The 4.7L V-8 with 545RFE electronically controlled 5 speed automatic is an adequate performer. It will happily tow a 5,000 pound trailer if properly equipped with the electronic trailer brake controller (not available from the factory). It will acquit itself well in freeway and two-lane road passing situations. It is not a stoplight warrior, though. With the average V-6 automobile now sporting 300HP, the 4.7L Grand Cherokee will be left in the dust on dry pavement. Add a little rain or snow and the situation is reversed. For all normal driving, the high-eight-second 0-60 performance is perfectly adequate, and would have been considered "fast" in the 1980s.


A Jeep Grand Cherokee is a machine designed for traction, and it has that in spades.
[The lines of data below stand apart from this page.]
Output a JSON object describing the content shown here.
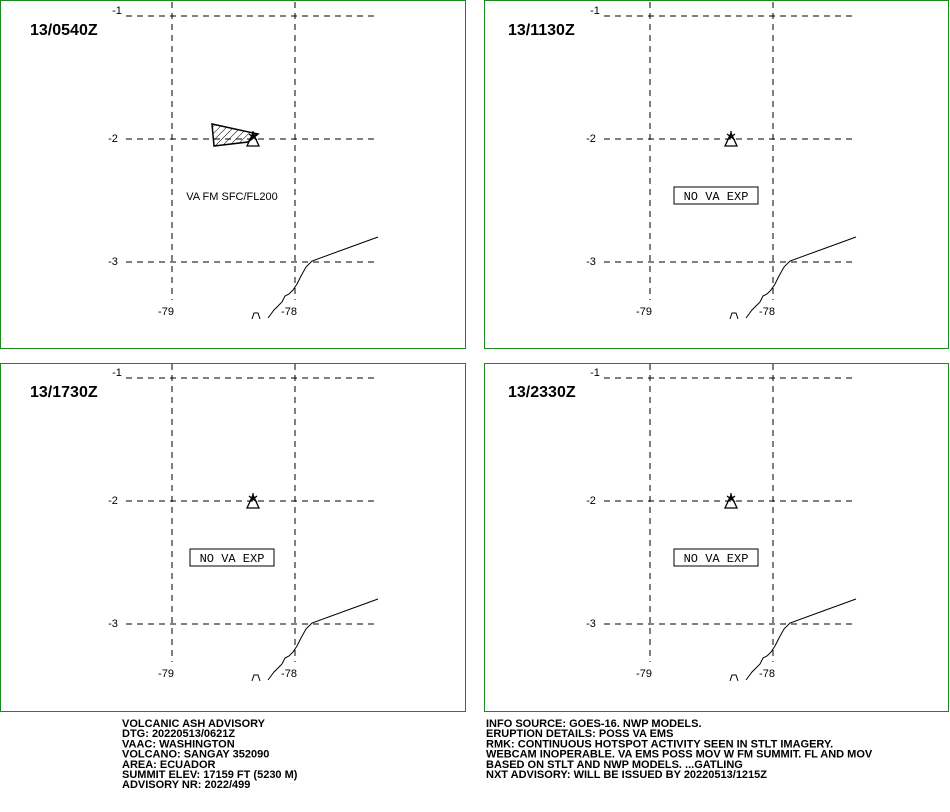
{
  "panels": [
    {
      "time": "13/0540Z",
      "annotation": "VA FM SFC/FL200"
    },
    {
      "time": "13/1130Z",
      "annotation": "NO VA EXP"
    },
    {
      "time": "13/1730Z",
      "annotation": "NO VA EXP"
    },
    {
      "time": "13/2330Z",
      "annotation": "NO VA EXP"
    }
  ],
  "lat_labels": [
    "-1",
    "-2",
    "-3"
  ],
  "lon_labels": [
    "-79",
    "-78"
  ],
  "footer": {
    "left": [
      "VOLCANIC ASH ADVISORY",
      "DTG: 20220513/0621Z",
      "VAAC: WASHINGTON",
      "VOLCANO: SANGAY 352090",
      "AREA: ECUADOR",
      "SUMMIT ELEV: 17159 FT (5230 M)",
      "ADVISORY NR: 2022/499"
    ],
    "right": [
      "INFO SOURCE: GOES-16. NWP MODELS.",
      "ERUPTION DETAILS: POSS VA EMS",
      "RMK: CONTINUOUS HOTSPOT ACTIVITY SEEN IN STLT IMAGERY.",
      "WEBCAM INOPERABLE. VA EMS POSS MOV W FM SUMMIT. FL AND MOV",
      "BASED ON STLT AND NWP MODELS. ...GATLING",
      "NXT ADVISORY: WILL BE ISSUED BY 20220513/1215Z"
    ]
  }
}
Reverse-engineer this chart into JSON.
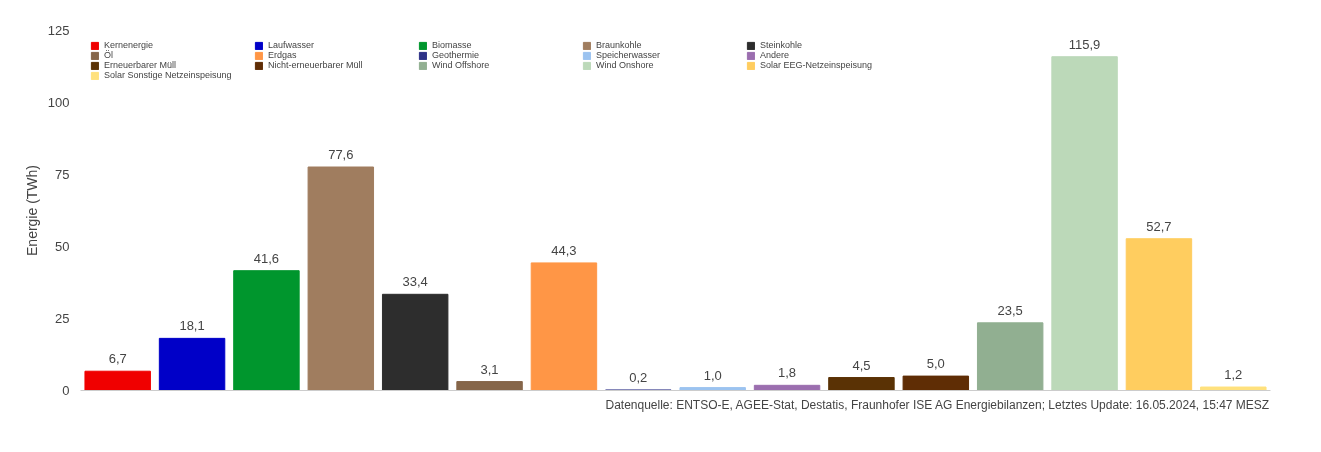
{
  "chart_data": {
    "type": "bar",
    "ylabel": "Energie (TWh)",
    "categories": [
      null
    ],
    "series": [
      {
        "name": "Kernenergie",
        "color": "#f00000",
        "values": [
          6.7
        ],
        "value_labels": [
          "6,7"
        ]
      },
      {
        "name": "Laufwasser",
        "color": "#0000c8",
        "values": [
          18.1
        ],
        "value_labels": [
          "18,1"
        ]
      },
      {
        "name": "Biomasse",
        "color": "#00962d",
        "values": [
          41.6
        ],
        "value_labels": [
          "41,6"
        ]
      },
      {
        "name": "Braunkohle",
        "color": "#a07d5f",
        "values": [
          77.6
        ],
        "value_labels": [
          "77,6"
        ]
      },
      {
        "name": "Steinkohle",
        "color": "#2d2d2d",
        "values": [
          33.4
        ],
        "value_labels": [
          "33,4"
        ]
      },
      {
        "name": "Öl",
        "color": "#86664a",
        "values": [
          3.1
        ],
        "value_labels": [
          "3,1"
        ]
      },
      {
        "name": "Erdgas",
        "color": "#ff9646",
        "values": [
          44.3
        ],
        "value_labels": [
          "44,3"
        ]
      },
      {
        "name": "Geothermie",
        "color": "#2d3287",
        "values": [
          0.2
        ],
        "value_labels": [
          "0,2"
        ]
      },
      {
        "name": "Speicherwasser",
        "color": "#9bc3f0",
        "values": [
          1.0
        ],
        "value_labels": [
          "1,0"
        ]
      },
      {
        "name": "Andere",
        "color": "#9b6eaf",
        "values": [
          1.8
        ],
        "value_labels": [
          "1,8"
        ]
      },
      {
        "name": "Erneuerbarer Müll",
        "color": "#5a3205",
        "values": [
          4.5
        ],
        "value_labels": [
          "4,5"
        ]
      },
      {
        "name": "Nicht-erneuerbarer Müll",
        "color": "#5f2d05",
        "values": [
          5.0
        ],
        "value_labels": [
          "5,0"
        ]
      },
      {
        "name": "Wind Offshore",
        "color": "#91af91",
        "values": [
          23.5
        ],
        "value_labels": [
          "23,5"
        ]
      },
      {
        "name": "Wind Onshore",
        "color": "#bcd9b9",
        "values": [
          115.9
        ],
        "value_labels": [
          "115,9"
        ]
      },
      {
        "name": "Solar EEG-Netzeinspeisung",
        "color": "#ffcd5f",
        "values": [
          52.7
        ],
        "value_labels": [
          "52,7"
        ]
      },
      {
        "name": "Solar Sonstige Netzeinspeisung",
        "color": "#ffe17d",
        "values": [
          1.2
        ],
        "value_labels": [
          "1,2"
        ]
      }
    ],
    "ylim": [
      0,
      125
    ],
    "yticks": [
      0,
      25,
      50,
      75,
      100,
      125
    ],
    "grid": false,
    "legend": "top left",
    "tick_labels": "y",
    "annotations": [
      "Datenquelle: ENTSO-E, AGEE-Stat, Destatis, Fraunhofer ISE AG Energiebilanzen; Letztes Update: 16.05.2024, 15:47 MESZ"
    ]
  }
}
This machine laughs at snow storms, shrugs off muddy dirt roads, and rolls through spots of uneven pavement without complaint. If you're in part of the country where the weather and traction are often difficult, this is the machine for you.
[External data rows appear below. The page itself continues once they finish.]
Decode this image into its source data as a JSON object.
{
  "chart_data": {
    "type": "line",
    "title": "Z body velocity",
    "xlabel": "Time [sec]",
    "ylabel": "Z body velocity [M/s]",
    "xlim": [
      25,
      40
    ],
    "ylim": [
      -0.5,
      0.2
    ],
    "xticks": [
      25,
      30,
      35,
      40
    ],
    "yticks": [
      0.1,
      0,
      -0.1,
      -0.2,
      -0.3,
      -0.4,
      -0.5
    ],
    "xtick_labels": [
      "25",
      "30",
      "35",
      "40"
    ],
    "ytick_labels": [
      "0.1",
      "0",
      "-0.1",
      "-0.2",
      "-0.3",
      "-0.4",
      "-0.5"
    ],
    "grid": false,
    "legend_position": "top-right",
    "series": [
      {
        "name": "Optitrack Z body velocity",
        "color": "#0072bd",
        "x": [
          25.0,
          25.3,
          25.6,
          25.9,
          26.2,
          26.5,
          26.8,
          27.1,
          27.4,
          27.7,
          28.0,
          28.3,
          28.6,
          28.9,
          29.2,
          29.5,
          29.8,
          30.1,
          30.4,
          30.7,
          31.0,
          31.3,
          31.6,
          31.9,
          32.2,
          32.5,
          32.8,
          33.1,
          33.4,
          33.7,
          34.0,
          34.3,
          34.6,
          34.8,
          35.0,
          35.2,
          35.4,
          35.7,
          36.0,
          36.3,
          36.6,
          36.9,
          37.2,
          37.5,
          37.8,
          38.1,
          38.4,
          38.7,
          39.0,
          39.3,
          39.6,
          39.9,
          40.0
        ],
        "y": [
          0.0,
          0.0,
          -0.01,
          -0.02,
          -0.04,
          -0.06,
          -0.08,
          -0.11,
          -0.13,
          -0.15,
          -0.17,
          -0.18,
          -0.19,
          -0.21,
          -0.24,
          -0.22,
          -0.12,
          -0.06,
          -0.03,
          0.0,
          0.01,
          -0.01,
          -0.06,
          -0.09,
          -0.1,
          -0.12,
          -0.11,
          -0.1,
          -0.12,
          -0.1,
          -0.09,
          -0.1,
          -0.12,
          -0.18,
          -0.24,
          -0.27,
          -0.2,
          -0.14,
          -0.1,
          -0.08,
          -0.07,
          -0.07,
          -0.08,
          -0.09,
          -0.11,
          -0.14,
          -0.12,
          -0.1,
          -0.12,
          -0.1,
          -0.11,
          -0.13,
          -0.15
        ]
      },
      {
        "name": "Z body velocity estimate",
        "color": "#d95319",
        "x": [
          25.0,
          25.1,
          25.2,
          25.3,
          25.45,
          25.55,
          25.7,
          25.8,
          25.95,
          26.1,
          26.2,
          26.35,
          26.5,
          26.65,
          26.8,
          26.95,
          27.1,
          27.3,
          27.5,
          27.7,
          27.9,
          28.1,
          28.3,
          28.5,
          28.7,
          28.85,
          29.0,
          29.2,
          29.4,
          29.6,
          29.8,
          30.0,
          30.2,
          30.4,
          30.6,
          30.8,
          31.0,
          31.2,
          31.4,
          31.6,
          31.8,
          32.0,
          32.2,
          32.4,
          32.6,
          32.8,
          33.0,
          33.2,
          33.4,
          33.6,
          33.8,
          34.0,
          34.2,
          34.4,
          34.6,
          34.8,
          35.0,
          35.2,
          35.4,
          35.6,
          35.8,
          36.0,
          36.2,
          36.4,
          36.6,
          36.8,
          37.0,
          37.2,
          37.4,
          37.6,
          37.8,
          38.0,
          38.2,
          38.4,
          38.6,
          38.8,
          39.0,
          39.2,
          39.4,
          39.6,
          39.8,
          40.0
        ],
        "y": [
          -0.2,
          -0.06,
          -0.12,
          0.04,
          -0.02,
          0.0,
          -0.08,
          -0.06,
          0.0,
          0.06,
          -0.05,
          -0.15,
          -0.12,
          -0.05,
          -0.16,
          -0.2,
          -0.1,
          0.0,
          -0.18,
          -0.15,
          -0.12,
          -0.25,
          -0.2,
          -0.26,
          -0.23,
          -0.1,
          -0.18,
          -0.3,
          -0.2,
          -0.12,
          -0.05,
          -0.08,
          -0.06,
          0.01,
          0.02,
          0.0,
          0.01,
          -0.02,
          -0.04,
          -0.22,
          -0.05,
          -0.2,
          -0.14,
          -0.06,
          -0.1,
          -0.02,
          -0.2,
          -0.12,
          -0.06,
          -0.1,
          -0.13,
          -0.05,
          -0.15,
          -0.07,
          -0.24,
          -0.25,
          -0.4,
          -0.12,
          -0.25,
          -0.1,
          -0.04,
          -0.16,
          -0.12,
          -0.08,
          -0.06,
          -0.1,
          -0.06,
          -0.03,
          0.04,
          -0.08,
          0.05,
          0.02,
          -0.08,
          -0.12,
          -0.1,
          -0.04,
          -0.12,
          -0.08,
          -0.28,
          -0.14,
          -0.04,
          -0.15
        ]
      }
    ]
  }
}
The factory Goodyear Forterra tires are in a word: excellent. This is the first vehicle I've owned where I've replaced the tires with the factory OE-spec model. They are all-season radials with a fairly aggressive tread, yet they are quiet. They will carry the Grand Cherokee through a foot of snow or drag your boat on the trailerup the launch ramp without a complaint, and they're not bad at soaking up bumps. If you happen to purchase a Grand Cherokee that someone has put different tires on, consider going back to the factory spec tires at your earliest opportunity. They are wonderful.
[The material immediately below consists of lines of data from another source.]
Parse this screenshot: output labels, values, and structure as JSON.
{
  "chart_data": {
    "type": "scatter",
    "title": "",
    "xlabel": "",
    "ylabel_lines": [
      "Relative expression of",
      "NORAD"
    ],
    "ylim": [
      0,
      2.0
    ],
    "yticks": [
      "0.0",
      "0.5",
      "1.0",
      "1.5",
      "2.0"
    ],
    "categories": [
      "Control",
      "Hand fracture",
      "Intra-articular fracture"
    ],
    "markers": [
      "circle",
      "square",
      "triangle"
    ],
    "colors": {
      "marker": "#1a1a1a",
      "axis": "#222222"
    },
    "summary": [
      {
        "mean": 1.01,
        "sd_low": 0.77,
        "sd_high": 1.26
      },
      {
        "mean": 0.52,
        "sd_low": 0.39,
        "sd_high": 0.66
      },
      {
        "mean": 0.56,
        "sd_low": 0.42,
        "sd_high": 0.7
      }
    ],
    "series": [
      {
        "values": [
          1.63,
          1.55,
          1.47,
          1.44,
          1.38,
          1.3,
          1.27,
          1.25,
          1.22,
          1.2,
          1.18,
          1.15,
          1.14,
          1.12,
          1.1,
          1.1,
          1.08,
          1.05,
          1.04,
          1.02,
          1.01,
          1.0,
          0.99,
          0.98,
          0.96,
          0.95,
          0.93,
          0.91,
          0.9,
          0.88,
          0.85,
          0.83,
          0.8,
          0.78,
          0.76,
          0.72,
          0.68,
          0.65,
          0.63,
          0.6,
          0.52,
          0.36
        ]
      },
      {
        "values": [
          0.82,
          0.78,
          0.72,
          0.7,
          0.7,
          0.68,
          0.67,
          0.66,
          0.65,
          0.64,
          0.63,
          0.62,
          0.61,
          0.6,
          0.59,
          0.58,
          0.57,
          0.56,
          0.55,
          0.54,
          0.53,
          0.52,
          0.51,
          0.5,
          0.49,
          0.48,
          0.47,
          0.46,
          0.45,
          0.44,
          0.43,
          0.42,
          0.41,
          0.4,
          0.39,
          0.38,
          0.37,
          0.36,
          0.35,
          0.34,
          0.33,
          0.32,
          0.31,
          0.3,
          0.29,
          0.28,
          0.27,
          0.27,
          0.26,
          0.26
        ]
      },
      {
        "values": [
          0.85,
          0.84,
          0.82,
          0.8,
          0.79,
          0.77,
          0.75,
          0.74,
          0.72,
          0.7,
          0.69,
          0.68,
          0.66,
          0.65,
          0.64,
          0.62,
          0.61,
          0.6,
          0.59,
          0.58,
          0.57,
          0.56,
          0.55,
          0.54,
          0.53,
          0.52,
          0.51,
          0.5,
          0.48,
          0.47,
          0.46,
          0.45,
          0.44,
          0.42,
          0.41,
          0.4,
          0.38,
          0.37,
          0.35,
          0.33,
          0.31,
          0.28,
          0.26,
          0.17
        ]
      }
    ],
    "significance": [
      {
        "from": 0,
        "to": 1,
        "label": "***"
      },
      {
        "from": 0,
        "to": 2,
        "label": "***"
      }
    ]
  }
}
Why Not the 2007 Jeep Grand Cherokee?

Materials & workmanship

The Yes Essentials fabric covering the seats in the cloth interior is highly susceptible to showing discoloration after they've been wet. For most vehicles, you can set a condensation-moistened water bottle on the front seat without concern. In this vehicle, that transgression results in a water stain that will only disappear when the entire seat is shampooed. Opt for the leather interior if it is available; otherwise prepare to have a less-than-stellar experience with the interior of your Jeep.

Fuel economy

Fuel economy is abysmal. The 4.7L V-8 engine, only moderately powerful, is far thirstier than the much more powerful 5.7L Hemi option owing to the Hemi's cylinder deactivation. Real-world fuel economy in city driving is 11-13MPG. On longer trips it can occasionally see 20MPG if speeds are kept below 70MPH. The 4.7L drivetrain is a compromise between the V-6 and the Hemi versions in terms of cost, with the added capability of being able to operate on E-85 fuel when properly equipped. You will undoubtedly want to go with the Hemi version instead of the 4.7L if you can afford it, the benefits are more than just the extra power. If you are familiar with the performance of the 4.7L in the older WJ models, prepare to be disappointed by the performance in the 2005-2010 WK models: they weigh 600 pounds more, and you can definitely feel the difference. Do not buy ANY Jeep Grand Cherokee if you are a budget-conscious big city commuter; you have to accept the fuel economy as the trade off for uncompromised traction in poor weather conditions. This machine has a "real" 4 wheel drive system: it's always on, it's always ready to step in when the going gets slippery, and provided the tires are good enough it will plow snow with its front bumper. A V-6 version only gets marginally better fuel economy but with a significant decrease in power. In truth, if you're worried about fuel economy, you should be looking at the car-based Jeep Compass or Patriot models, not the Grand Cherokee.